Vérificateur d’éligibilité · agents publics
Protection fonctionnelle : un droit, trois motifs de refus, une demande écrite
Tout agent public — titulaire, stagiaire, contractuel, même ancien agent — victime d’agression, de menaces, d’outrages, de diffamation ou de harcèlement à raison de ses fonctions a droit à la protection fonctionnelle de son employeur public (articles L134-1 et L134-5 du code général de la fonction publique) : prise en charge des frais d’avocat, réparation du préjudice, mesures de protection immédiates. La demande est écrite ; le silence gardé deux mois vaut refus, contestable devant le tribunal administratif. Seuls trois motifs de refus existent : absence de lien avec les fonctions, faute personnelle, ou un motif d’intérêt général strictement apprécié.
Vérifié au 26/08/2026 · sources Légifrance et service-public.fr · information juridique générale, pas une consultation
Le vérificateur : statut × faits → droit, destinataire, demande
Quatre réponses suffisent : votre statut, votre versant, les faits, leur lien avec les fonctions. Le verdict s’affiche avec le texte qui l’impose, le destinataire exact de la demande, et le squelette prêt à adapter. Rien n’est enregistré.
Renseignez votre statut, votre versant et les faits : le verdict — droit, refusable ou exclu — s’affiche ici avec le destinataire de la demande.
| Qui | Faits couverts | Verdict | Base |
|---|---|---|---|
| Titulaire, stagiaire, contractuel — tout versant | Violences, menaces, outrages, injures, diffamation, harcèlement, à raison des fonctions | Droit à protection | L134-1 + L134-5 |
| Idem | Harcèlement venant de la hiérarchie elle-même | Droit — demande à l’autorité supérieure | L134-5 ; CE Hoenheim |
| Idem | Poursuites pénales ou civiles pour un acte de service, sans faute personnelle | Droit — défense prise en charge | L134-3 et L134-4 |
| Ancien agent | Faits liés aux anciennes fonctions | Droit — demande à l’ancien employeur | L134-1 |
| Conjoint, partenaire, concubin, enfants, ascendants | Atteintes subies du fait des fonctions de l’agent | Droit, pour leurs propres instances | L134-7 |
| Vacataire, collaborateur occasionnel | Faits liés à la mission | Droit (principe général du droit) | jurisprudence CE |
| Police nationale, police municipale, sapeurs-pompiers | Faits de service | Régime renforcé | L134-11 → CSI L113-1 |
| Tout agent | Faits sans lien avec les fonctions, ou faute personnelle détachable | Exclu | L134-1 et L134-2 |
Ce que l’employeur doit
Les trois volets de la protection — et qui paie quoi
Les frais d’avocat, à votre choix
Vous choisissez librement votre avocat ; l’administration prend en charge les honoraires et frais de procédure, peut conventionner avec le conseil et le régler directement, et peut plafonner au raisonnable (décret n° 2017-97 du 26 janvier 2017). Demandez la protection AVANT d’engager les frais : la prise en charge rétroactive se négocie mal.

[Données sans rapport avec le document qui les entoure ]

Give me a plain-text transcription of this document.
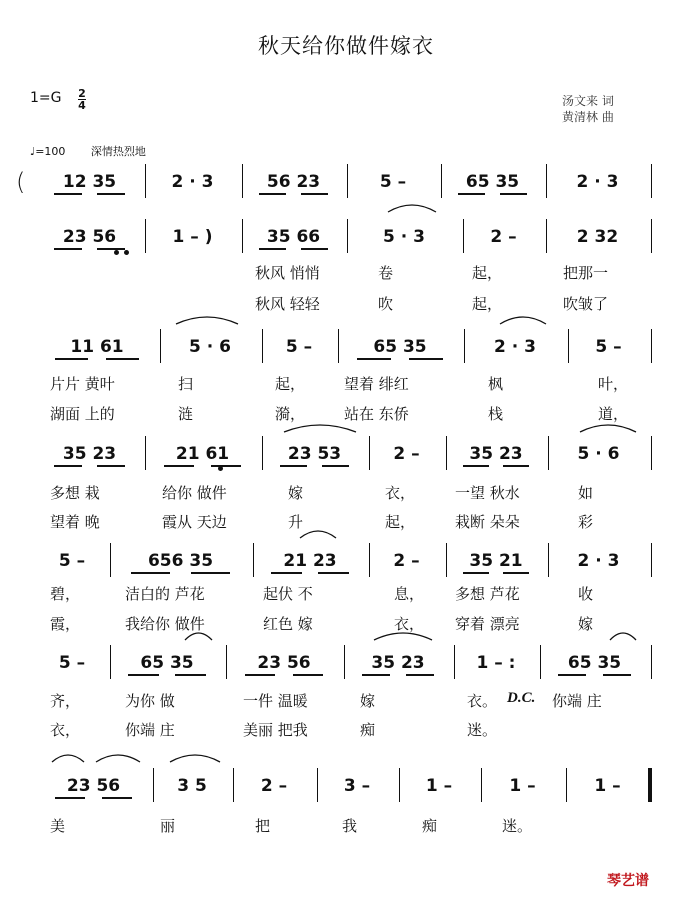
秋天给你做件嫁衣
1=G 2
4	汤文来 词
黄清林 曲
♩=100 深情热烈地
(	12 35	2 · 3	56 23	5 –	65 35	2 · 3
23 56	1 – )	35 66	5 · 3	2 –	2 32
秋风 悄悄	卷	起，	把那一
秋风 轻轻	吹	起，	吹皱了
11 61	5 · 6	5 –	65 35	2 · 3	5 –
片片 黄叶	扫	起，	望着 绯红	枫	叶，
湖面 上的	涟	漪，	站在 东侨	栈	道，
35 23	21 61	23 53	2 –	35 23	5 · 6
多想 栽	给你 做件	嫁	衣，	一望 秋水	如
望着 晚	霞从 天边	升	起，	栽断 朵朵	彩
5 –	656 35	21 23	2 –	35 21	2 · 3
碧，	洁白的 芦花	起伏 不	息， 多想 芦花	收
霞，	我给你 做件	红色 嫁	衣， 穿着 漂亮	嫁
5 –	65 35	23 56	35 23	1 – :	65 35
齐，	为你 做	一件 温暖	嫁	衣。	你端 庄
衣，	你端 庄	美丽 把我	痴	迷。
23 56	3 5	2 –	3 –	1 –	1 –	1 –
美	丽	把	我	痴	迷。
D.C.
琴艺谱
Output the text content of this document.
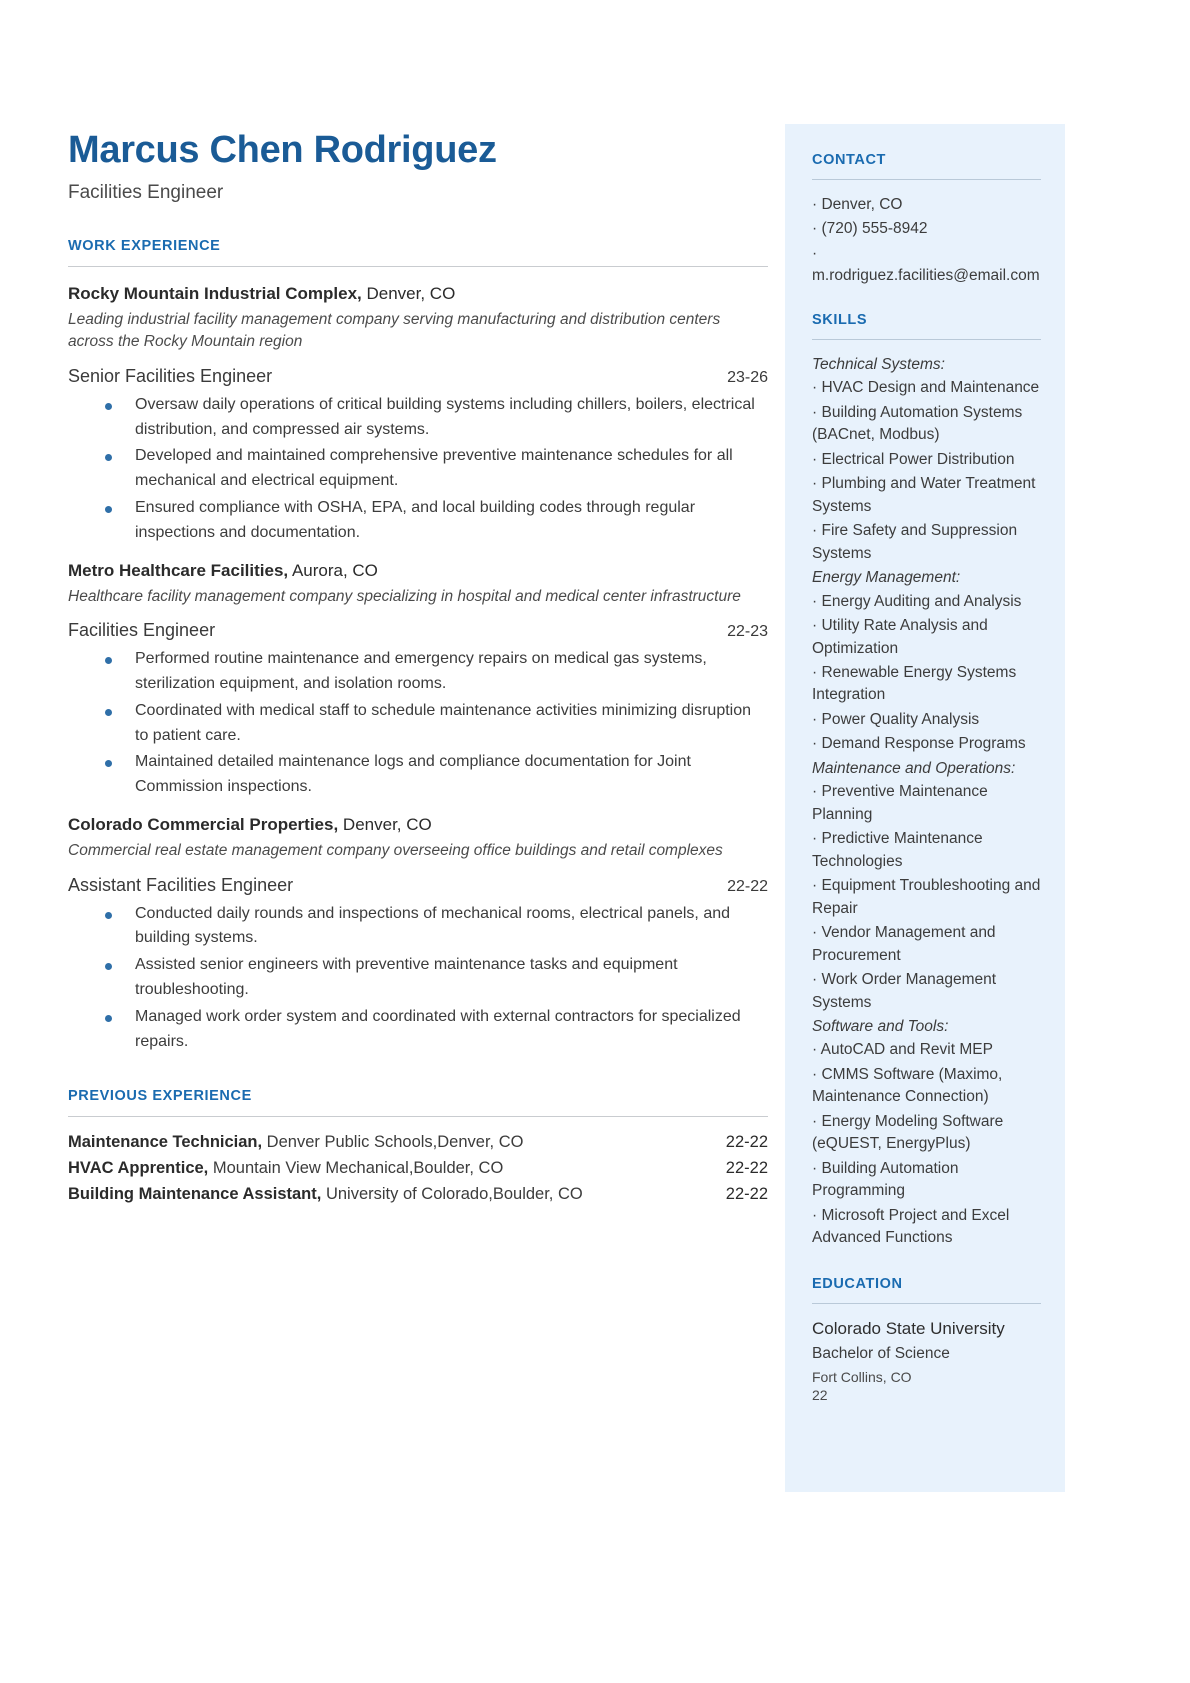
Marcus Chen Rodriguez
Facilities Engineer
WORK EXPERIENCE
Rocky Mountain Industrial Complex, Denver, CO
Leading industrial facility management company serving manufacturing and distribution centers across the Rocky Mountain region
Senior Facilities Engineer	23-26
Oversaw daily operations of critical building systems including chillers, boilers, electrical distribution, and compressed air systems.
Developed and maintained comprehensive preventive maintenance schedules for all mechanical and electrical equipment.
Ensured compliance with OSHA, EPA, and local building codes through regular inspections and documentation.
Metro Healthcare Facilities, Aurora, CO
Healthcare facility management company specializing in hospital and medical center infrastructure
Facilities Engineer	22-23
Performed routine maintenance and emergency repairs on medical gas systems, sterilization equipment, and isolation rooms.
Coordinated with medical staff to schedule maintenance activities minimizing disruption to patient care.
Maintained detailed maintenance logs and compliance documentation for Joint Commission inspections.
Colorado Commercial Properties, Denver, CO
Commercial real estate management company overseeing office buildings and retail complexes
Assistant Facilities Engineer	22-22
Conducted daily rounds and inspections of mechanical rooms, electrical panels, and building systems.
Assisted senior engineers with preventive maintenance tasks and equipment troubleshooting.
Managed work order system and coordinated with external contractors for specialized repairs.
PREVIOUS EXPERIENCE
Maintenance Technician, Denver Public Schools,Denver, CO	22-22
HVAC Apprentice, Mountain View Mechanical,Boulder, CO	22-22
Building Maintenance Assistant, University of Colorado,Boulder, CO	22-22
CONTACT
· Denver, CO
· (720) 555-8942
· m.rodriguez.facilities@email.com
SKILLS
Technical Systems:
· HVAC Design and Maintenance
· Building Automation Systems (BACnet, Modbus)
· Electrical Power Distribution
· Plumbing and Water Treatment Systems
· Fire Safety and Suppression Systems
Energy Management:
· Energy Auditing and Analysis
· Utility Rate Analysis and Optimization
· Renewable Energy Systems Integration
· Power Quality Analysis
· Demand Response Programs
Maintenance and Operations:
· Preventive Maintenance Planning
· Predictive Maintenance Technologies
· Equipment Troubleshooting and Repair
· Vendor Management and Procurement
· Work Order Management Systems
Software and Tools:
· AutoCAD and Revit MEP
· CMMS Software (Maximo, Maintenance Connection)
· Energy Modeling Software (eQUEST, EnergyPlus)
· Building Automation Programming
· Microsoft Project and Excel Advanced Functions
EDUCATION
Colorado State University
Bachelor of Science
Fort Collins, CO
22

La réparation du préjudice — sans attendre le procès pénal
La collectivité « répare, le cas échéant, le préjudice » : corporel, matériel, moral. Elle peut vous indemniser avant toute condamnation de l’auteur, puis se retourne contre lui — elle est subrogée dans vos droits et dispose même d’une action directe devant la juridiction pénale (article L134-8). Peu d’agents le savent : c’est pourtant le volet le plus concret.
Les mesures immédiates en cas d’urgence
En cas de risque manifeste d’atteinte grave à l’intégrité physique, la collectivité prend « sans délai » des mesures conservatoires : mise à l’abri, changement d’affectation de l’auteur, accompagnement. La protection ne se réduit pas à l’avocat — elle peut et doit être organisationnelle.
Points fins
Délais, cumuls, cas limites
- Aucun délai légal pour demander — mais deux limites pratiques : la prescription quadriennale des créances publiques pour le volet indemnitaire (loi du 31 décembre 1968), et la difficulté de faire prendre en charge des frais déjà engagés. Demandez tôt.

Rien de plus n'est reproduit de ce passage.